Он поднял голову и с удивлением увидел, как Раиса выходит из спальни и возвращается на кухню, не сказав ему ни слова. Еще через несколько секунд появилась Зоя и отнесла свое постельное белье в ванную комнату, где и замочила его в ванне, пустив туда горячую воду. Значит, она ничего не сказала Раисе. Значит, она не хочет, чтобы Раиса узнала обо всем. Значит, мысль о том, что он сумел смутить ее и поставить в неловкое положение, оказалась сильнее ненависти к нему.
Лев встал, прошел на кухню и поинтересовался:
— Зоя стирает простыни?
Раиса кивнула в ответ. Лев продолжал:
— Ей совсем необязательно заниматься этим самой. Я могу отнести их в прачечную.
Раиса понизила голос:
— Думаю, с нею случилась небольшая неприятность. Просто не обращай на нее внимания, ладно?
— Ладно.
Первой на кухню пришла Елена. Сорочка у нее была застегнута криво, и она молча села на свое место. Лев улыбнулся девочке. Она же отреагировала на его улыбку так, словно увидела в ней нечто совершенно незнакомое и угрожающее. И не улыбнулась в ответ. Он услышал шаги Зои, которые замерли в коридоре. Она чего-то ждала, не заходя на кухню.
Наконец Зоя перешагнула порог и сразу же взглянула Льву прямо в лицо. Потом перевела взгляд на Раису, которая помешивала овсянку, и остановила его на сестре, которая уже ела кашу. Она поняла, что он тоже никому ничего не сказал. Нож остался их тайной. И испачканные простыни тоже. Они стали соучастниками, вынужденными сосуществовать в этой фальшивой семье. Зоя была не готова разрушить ее. Елену она любила сильнее, чем ненавидела его.
Настороженно, словно бездомная бродячая кошка, она направилась к своему месту. К каше она не притронулась. Льву тоже кусок не лез в горло, и он лишь бездумно крутил ложкой в тарелке, боясь поднять голову. Раиса явно была не в восторге от их поведения.
— Что, никто не хочет есть?
Лев ждал, что ответит Зоя. Та промолчала. Тогда он принялся за еду. Едва он взялся за ложку, как Зоя встала из-за стола и отнесла нетронутую тарелку в раковину.
— Мне нездоровится.
Раиса подошла к ней и приложила ладонь ко лбу, пробуя температуру.
— А в школу пойдешь?
— Да.
Девочки вышли из-за стола. Раиса придвинулась ко Льву:
— Что с тобой сегодня такое?
Лев был уверен, что стоит ему открыть рот, и он расплачется. Поэтому он промолчал, стиснув под столом руки.
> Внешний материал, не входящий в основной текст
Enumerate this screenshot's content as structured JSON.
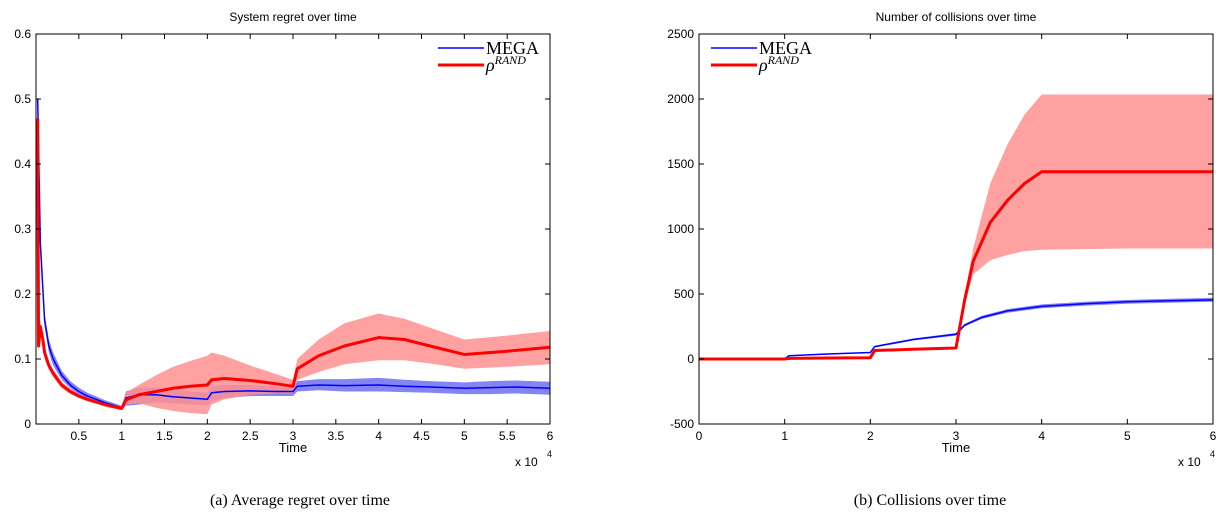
{
  "figure": {
    "captions": [
      "(a) Average regret over time",
      "(b) Collisions over time"
    ]
  },
  "chart_data": [
    {
      "type": "line",
      "title": "System regret over time",
      "xlabel": "Time",
      "ylabel": "",
      "x_multiplier_label": "x 10",
      "x_multiplier_exponent": "4",
      "xlim": [
        0,
        6
      ],
      "ylim": [
        0,
        0.6
      ],
      "xticks": [
        0.5,
        1,
        1.5,
        2,
        2.5,
        3,
        3.5,
        4,
        4.5,
        5,
        5.5,
        6
      ],
      "xtick_labels": [
        "0.5",
        "1",
        "1.5",
        "2",
        "2.5",
        "3",
        "3.5",
        "4",
        "4.5",
        "5",
        "5.5",
        "6"
      ],
      "yticks": [
        0,
        0.1,
        0.2,
        0.3,
        0.4,
        0.5,
        0.6
      ],
      "ytick_labels": [
        "0",
        "0.1",
        "0.2",
        "0.3",
        "0.4",
        "0.5",
        "0.6"
      ],
      "grid": false,
      "legend_position": "top-right",
      "series": [
        {
          "name": "MEGA",
          "color": "#0000ff",
          "band_color": "#7070f0",
          "x": [
            0.02,
            0.05,
            0.1,
            0.15,
            0.2,
            0.3,
            0.4,
            0.5,
            0.6,
            0.8,
            1.0,
            1.05,
            1.2,
            1.4,
            1.6,
            1.8,
            2.0,
            2.05,
            2.2,
            2.5,
            2.8,
            3.0,
            3.05,
            3.3,
            3.6,
            4.0,
            4.3,
            4.6,
            5.0,
            5.3,
            5.6,
            6.0
          ],
          "y": [
            0.5,
            0.28,
            0.16,
            0.12,
            0.1,
            0.075,
            0.06,
            0.05,
            0.043,
            0.033,
            0.025,
            0.04,
            0.045,
            0.045,
            0.042,
            0.04,
            0.038,
            0.048,
            0.05,
            0.051,
            0.05,
            0.05,
            0.058,
            0.06,
            0.059,
            0.06,
            0.058,
            0.057,
            0.055,
            0.056,
            0.057,
            0.055
          ],
          "lower": [
            0.5,
            0.27,
            0.15,
            0.11,
            0.09,
            0.068,
            0.055,
            0.045,
            0.039,
            0.03,
            0.022,
            0.028,
            0.03,
            0.033,
            0.032,
            0.03,
            0.028,
            0.035,
            0.04,
            0.043,
            0.043,
            0.043,
            0.05,
            0.052,
            0.05,
            0.05,
            0.049,
            0.048,
            0.046,
            0.046,
            0.047,
            0.045
          ],
          "upper": [
            0.5,
            0.29,
            0.17,
            0.13,
            0.11,
            0.082,
            0.066,
            0.056,
            0.048,
            0.037,
            0.028,
            0.05,
            0.056,
            0.056,
            0.052,
            0.05,
            0.048,
            0.058,
            0.06,
            0.06,
            0.058,
            0.058,
            0.066,
            0.069,
            0.069,
            0.071,
            0.068,
            0.066,
            0.064,
            0.066,
            0.067,
            0.065
          ]
        },
        {
          "name": "ρ^RAND",
          "color": "#ff0000",
          "band_color": "#ff9090",
          "x": [
            0.02,
            0.03,
            0.05,
            0.08,
            0.1,
            0.15,
            0.2,
            0.3,
            0.4,
            0.5,
            0.6,
            0.8,
            1.0,
            1.05,
            1.2,
            1.4,
            1.6,
            1.8,
            2.0,
            2.05,
            2.2,
            2.5,
            2.8,
            3.0,
            3.05,
            3.3,
            3.6,
            4.0,
            4.3,
            4.6,
            5.0,
            5.5,
            6.0
          ],
          "y": [
            0.47,
            0.12,
            0.15,
            0.13,
            0.11,
            0.09,
            0.078,
            0.06,
            0.05,
            0.043,
            0.038,
            0.03,
            0.024,
            0.037,
            0.045,
            0.05,
            0.055,
            0.058,
            0.06,
            0.068,
            0.07,
            0.067,
            0.062,
            0.058,
            0.085,
            0.105,
            0.12,
            0.133,
            0.13,
            0.12,
            0.107,
            0.112,
            0.118
          ],
          "lower": [
            0.47,
            0.11,
            0.14,
            0.12,
            0.1,
            0.084,
            0.072,
            0.055,
            0.046,
            0.04,
            0.035,
            0.027,
            0.021,
            0.03,
            0.032,
            0.025,
            0.02,
            0.017,
            0.015,
            0.03,
            0.038,
            0.045,
            0.047,
            0.047,
            0.068,
            0.08,
            0.092,
            0.098,
            0.098,
            0.093,
            0.085,
            0.088,
            0.092
          ],
          "upper": [
            0.47,
            0.13,
            0.16,
            0.14,
            0.12,
            0.096,
            0.084,
            0.065,
            0.054,
            0.046,
            0.041,
            0.033,
            0.027,
            0.048,
            0.06,
            0.075,
            0.088,
            0.097,
            0.105,
            0.11,
            0.105,
            0.09,
            0.077,
            0.068,
            0.1,
            0.13,
            0.155,
            0.17,
            0.162,
            0.148,
            0.13,
            0.136,
            0.143
          ]
        }
      ]
    },
    {
      "type": "line",
      "title": "Number of collisions over time",
      "xlabel": "Time",
      "ylabel": "",
      "x_multiplier_label": "x 10",
      "x_multiplier_exponent": "4",
      "xlim": [
        0,
        6
      ],
      "ylim": [
        -500,
        2500
      ],
      "xticks": [
        0,
        1,
        2,
        3,
        4,
        5,
        6
      ],
      "xtick_labels": [
        "0",
        "1",
        "2",
        "3",
        "4",
        "5",
        "6"
      ],
      "yticks": [
        -500,
        0,
        500,
        1000,
        1500,
        2000,
        2500
      ],
      "ytick_labels": [
        "-500",
        "0",
        "500",
        "1000",
        "1500",
        "2000",
        "2500"
      ],
      "grid": false,
      "legend_position": "top-left",
      "series": [
        {
          "name": "MEGA",
          "color": "#0000ff",
          "band_color": "#7070f0",
          "x": [
            0,
            0.5,
            1.0,
            1.05,
            1.5,
            2.0,
            2.05,
            2.5,
            3.0,
            3.1,
            3.3,
            3.6,
            4.0,
            4.5,
            5.0,
            5.5,
            6.0
          ],
          "y": [
            0,
            0,
            0,
            25,
            38,
            50,
            95,
            150,
            190,
            260,
            320,
            370,
            405,
            425,
            440,
            448,
            455
          ],
          "lower": [
            0,
            0,
            0,
            22,
            34,
            46,
            88,
            142,
            180,
            250,
            308,
            356,
            390,
            410,
            425,
            433,
            440
          ],
          "upper": [
            0,
            0,
            0,
            28,
            42,
            54,
            102,
            158,
            200,
            270,
            332,
            384,
            420,
            440,
            455,
            463,
            470
          ]
        },
        {
          "name": "ρ^RAND",
          "color": "#ff0000",
          "band_color": "#ff9090",
          "x": [
            0,
            0.5,
            1.0,
            1.05,
            1.5,
            2.0,
            2.05,
            2.5,
            3.0,
            3.1,
            3.2,
            3.4,
            3.6,
            3.8,
            4.0,
            4.5,
            5.0,
            5.5,
            6.0
          ],
          "y": [
            0,
            0,
            0,
            5,
            8,
            10,
            65,
            75,
            85,
            450,
            750,
            1050,
            1220,
            1350,
            1440,
            1440,
            1440,
            1440,
            1440
          ],
          "lower": [
            0,
            0,
            0,
            3,
            5,
            7,
            58,
            68,
            78,
            420,
            650,
            760,
            800,
            830,
            840,
            845,
            850,
            850,
            850
          ],
          "upper": [
            0,
            0,
            0,
            7,
            11,
            13,
            72,
            82,
            92,
            480,
            850,
            1350,
            1650,
            1880,
            2035,
            2035,
            2035,
            2035,
            2035
          ]
        }
      ]
    }
  ]
}
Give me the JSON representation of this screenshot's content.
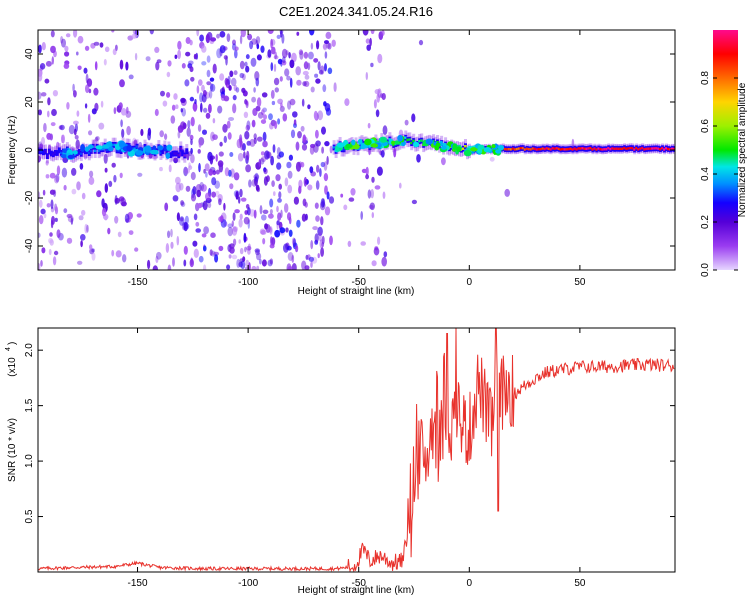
{
  "title": "C2E1.2024.341.05.24.R16",
  "chart_data": [
    {
      "type": "heatmap",
      "xlabel": "Height of straight line (km)",
      "ylabel": "Frequency (Hz)",
      "xlim": [
        -195,
        93
      ],
      "ylim": [
        -50,
        50
      ],
      "xticks": [
        -150,
        -100,
        -50,
        0,
        50
      ],
      "yticks": [
        -40,
        -20,
        0,
        20,
        40
      ],
      "colorbar": {
        "label": "Normalized spectral amplitude",
        "range": [
          0.0,
          1.0
        ],
        "ticks": [
          0.0,
          0.2,
          0.4,
          0.6,
          0.8
        ],
        "colors": [
          "#e6d6ff",
          "#9a3cf0",
          "#5500d8",
          "#1400ff",
          "#0090ff",
          "#00e6e6",
          "#00e800",
          "#9df000",
          "#ffd400",
          "#ff6a00",
          "#ff0000",
          "#ff0a8c"
        ]
      },
      "ridge": [
        {
          "x": -195,
          "f": -2,
          "amp": 0.25
        },
        {
          "x": -180,
          "f": -1,
          "amp": 0.28
        },
        {
          "x": -160,
          "f": 1,
          "amp": 0.35
        },
        {
          "x": -145,
          "f": 0,
          "amp": 0.32
        },
        {
          "x": -130,
          "f": -1,
          "amp": 0.2
        },
        {
          "x": -60,
          "f": 1,
          "amp": 0.35
        },
        {
          "x": -40,
          "f": 3,
          "amp": 0.45
        },
        {
          "x": -30,
          "f": 4,
          "amp": 0.5
        },
        {
          "x": -15,
          "f": 2,
          "amp": 0.55
        },
        {
          "x": 0,
          "f": 0,
          "amp": 0.75
        },
        {
          "x": 10,
          "f": 0.5,
          "amp": 0.8
        },
        {
          "x": 30,
          "f": 0.5,
          "amp": 0.9
        },
        {
          "x": 60,
          "f": 0.5,
          "amp": 0.95
        },
        {
          "x": 93,
          "f": 0.5,
          "amp": 0.95
        }
      ],
      "colorbar_position": "right"
    },
    {
      "type": "line",
      "xlabel": "Height of straight line (km)",
      "ylabel": "SNR (10 * v/v)",
      "yscale_label": "(x10",
      "yscale_exponent": "4",
      "xlim": [
        -195,
        93
      ],
      "ylim": [
        0,
        2.2
      ],
      "xticks": [
        -150,
        -100,
        -50,
        0,
        50
      ],
      "yticks": [
        0.5,
        1.0,
        1.5,
        2.0
      ],
      "color": "#e8322c",
      "series": [
        {
          "x": [
            -195,
            -180,
            -160,
            -150,
            -140,
            -120,
            -100,
            -80,
            -60,
            -52,
            -48,
            -45,
            -40,
            -35,
            -30,
            -28,
            -26,
            -24,
            -22,
            -20,
            -18,
            -16,
            -14,
            -12,
            -10,
            -8,
            -6,
            -4,
            -2,
            0,
            2,
            4,
            6,
            8,
            10,
            12,
            14,
            16,
            18,
            20,
            25,
            30,
            35,
            40,
            50,
            60,
            70,
            80,
            93
          ],
          "y": [
            0.03,
            0.04,
            0.05,
            0.08,
            0.04,
            0.03,
            0.03,
            0.03,
            0.03,
            0.05,
            0.2,
            0.1,
            0.15,
            0.08,
            0.1,
            0.35,
            0.8,
            0.9,
            1.1,
            0.95,
            1.2,
            1.4,
            1.1,
            1.3,
            1.5,
            1.25,
            1.6,
            1.35,
            1.3,
            1.25,
            1.5,
            1.7,
            1.6,
            1.4,
            1.3,
            1.6,
            1.65,
            1.6,
            1.7,
            1.6,
            1.68,
            1.75,
            1.8,
            1.82,
            1.85,
            1.85,
            1.86,
            1.87,
            1.86
          ]
        }
      ]
    }
  ]
}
Покачав головой, Раиса вышла, чтобы помочь девочкам. У двери воцарилась прощальная суматоха, затем отворилась дверь. Раиса вернулась на кухню, держа в руках коричневый пакет, перевязанный бечевкой. Положив его на стол, она вышла. Входная дверь с грохотом захлопнулась.
Еще несколько минут Лев просидел не двигаясь. Потом медленно потянулся за толстым пакетом и придвинул его к себе. Они жили в ведомственном доме, и обычно жильцы забирали письма на входе — это же оставили прямо у дверей. Бандероль имела сантиметров тридцать в длину, двадцать в ширину и десять в высоту. На ней не было ни имени, ни адреса, лишь распятие, нарисованное от руки. Разорвав коричневую оберточную бумагу, он увидел коробку, на крышке которой красовалась надпись: «НЕ ДЛЯ ПЕЧАТИ».